Credits for the original architectures go to the papers' authors, as aforementioned.
Credits for the implementations in Julia/Flux go to Ciro B Rosa.
- GitHub: https://github.com/cirobr
- LinkedIn: https://www.linkedin.com/in/cirobrosa/
With no arguments, all models accept 3-channels Float32 input and deliver 1-channel mask with sigmoid output activation.
model = UNet5()
If ch_out > 1, output mask activation becomes softmax. For instance, a model with 3-channels input and 2-channels output becomes:
model = UNet5(3,2)
UNet5(ch_in::Int=3, ch_out::Int=1; # input/output channels
activation = relu, # activation function
alpha::Int = 1, # channels divider
verbose::Bool = false, # output feature maps
)
UNet5() has internally five encoder/decoder stages, each of them delivering features with respectivelly [64, 128, 256, 512, 1024] channels.
Argument "alpha" modulates the number of internal channels proportionally. For instance, alpha == 2 delivers [32, 64, 128, 256, 512] channels.
Argument "verbose" == false delivers output mask with same (H,W) size as input images.
Argument "verbose" == true delivers a two-elements vector: first element is the same output as verbose == false; and second element are the intermediate feature model outputs, which are useful for knowledge distillation.
verbose == false => y_hat
verbose == true => [ yhat, [encoder[1:5] - decoder[6:9] - logits[10]] ] (UNet5)
verbose == true => [ yhat, [encoder[1:4] - decoder[5:7] - logits[8]] ] (UNet4)
MobileUNet(ch_in::Int=3, ch_out::Int=1; # input/output channels
verbose::Bool = false, # output feature maps
)
verbose == false => y_hat
verbose == true => [ yhat, [encoder[1:5] - decoder[6:13] - logits[14]] ]
ESPnet(ch_in::Int=3, ch_out::Int=1; # input/output channels
activation=relu, # activation function
alpha2::Int=2, alpha3::Int=3, # modulation of encoder's expansive blocks
verbose::Bool=false, # output feature maps
)
Arguments alpha2 and alpha3 are modulation parameters of encoder's expansive blocks.
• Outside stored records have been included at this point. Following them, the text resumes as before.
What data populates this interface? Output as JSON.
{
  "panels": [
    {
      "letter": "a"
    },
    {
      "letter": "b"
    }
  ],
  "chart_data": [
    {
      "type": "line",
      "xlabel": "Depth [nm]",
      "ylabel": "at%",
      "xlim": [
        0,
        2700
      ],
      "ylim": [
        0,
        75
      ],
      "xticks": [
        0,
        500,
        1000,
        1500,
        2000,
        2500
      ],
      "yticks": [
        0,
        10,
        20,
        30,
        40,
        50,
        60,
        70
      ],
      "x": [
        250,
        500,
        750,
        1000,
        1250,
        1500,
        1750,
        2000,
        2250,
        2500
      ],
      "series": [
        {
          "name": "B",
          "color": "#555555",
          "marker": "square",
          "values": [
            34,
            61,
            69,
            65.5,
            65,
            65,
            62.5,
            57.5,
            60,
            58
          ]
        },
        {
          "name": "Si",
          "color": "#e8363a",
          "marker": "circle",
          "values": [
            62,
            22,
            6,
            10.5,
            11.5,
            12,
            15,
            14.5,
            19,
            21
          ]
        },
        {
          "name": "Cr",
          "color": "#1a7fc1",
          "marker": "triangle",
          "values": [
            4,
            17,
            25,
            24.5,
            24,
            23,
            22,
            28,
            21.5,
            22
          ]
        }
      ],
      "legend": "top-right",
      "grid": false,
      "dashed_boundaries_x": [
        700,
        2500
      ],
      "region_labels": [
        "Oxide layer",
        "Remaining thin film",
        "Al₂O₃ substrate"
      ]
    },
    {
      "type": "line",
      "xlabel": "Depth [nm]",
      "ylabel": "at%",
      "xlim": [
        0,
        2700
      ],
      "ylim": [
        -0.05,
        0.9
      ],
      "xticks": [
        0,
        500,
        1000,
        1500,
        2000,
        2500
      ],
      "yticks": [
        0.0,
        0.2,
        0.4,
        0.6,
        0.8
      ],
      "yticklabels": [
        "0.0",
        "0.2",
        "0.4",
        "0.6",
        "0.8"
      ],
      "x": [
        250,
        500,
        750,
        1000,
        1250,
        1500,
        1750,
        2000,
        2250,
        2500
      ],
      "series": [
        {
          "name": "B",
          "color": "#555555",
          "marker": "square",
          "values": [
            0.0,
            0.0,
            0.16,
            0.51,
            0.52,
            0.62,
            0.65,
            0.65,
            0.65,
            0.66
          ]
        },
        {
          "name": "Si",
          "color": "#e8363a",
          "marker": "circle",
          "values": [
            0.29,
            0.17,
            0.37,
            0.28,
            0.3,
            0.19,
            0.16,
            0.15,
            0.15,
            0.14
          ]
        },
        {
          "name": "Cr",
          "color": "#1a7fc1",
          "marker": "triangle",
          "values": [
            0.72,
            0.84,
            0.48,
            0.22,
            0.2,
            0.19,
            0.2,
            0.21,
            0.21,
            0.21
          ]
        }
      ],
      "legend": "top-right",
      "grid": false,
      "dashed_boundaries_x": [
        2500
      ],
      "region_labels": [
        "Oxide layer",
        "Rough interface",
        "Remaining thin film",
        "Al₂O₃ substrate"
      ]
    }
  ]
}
User shall refer to original article for details.
verbose == false => y_hat
verbose == true => [ yhat, [encoder[1:10] - bridges[11:13] - decoder[14:17] - logits[18]] ]
- Changed UPBlocks in UNets.
- Compatibility expanded to Julia 1.10 - 1.11.
- Added examples folder.
- First public version.
- Cleaned up code.
- UNet2 removed.
- Added compatibility with Flux v0.16.
- Added compatibility with Flux v0.15.
- Added examples folder.
- U-Net feature outputs are revised such that the second conv 3x3 at each encoder/decoder level is finalized with BatchNorm() and a nonlinearity.
- Compatibility frozen with Flux = v0.14.17
- Added features output to ESPNet
- ESPNet added
- Improved dropouts
- Unfrozen compatibility with Flux
- Largely improved MobileUNet.
- Compatibility frozen with Flux = v0.14.16
- Intermediate features, besides model output, are made avaliable at UNets.
- ESPNet temporalily removed, until development is completed.
- UNet5, UNet4, UNet2 are mature models.
- MobileUNet works well. Needs mode experiments.
- ESPNet on probation, performance issues need investigation.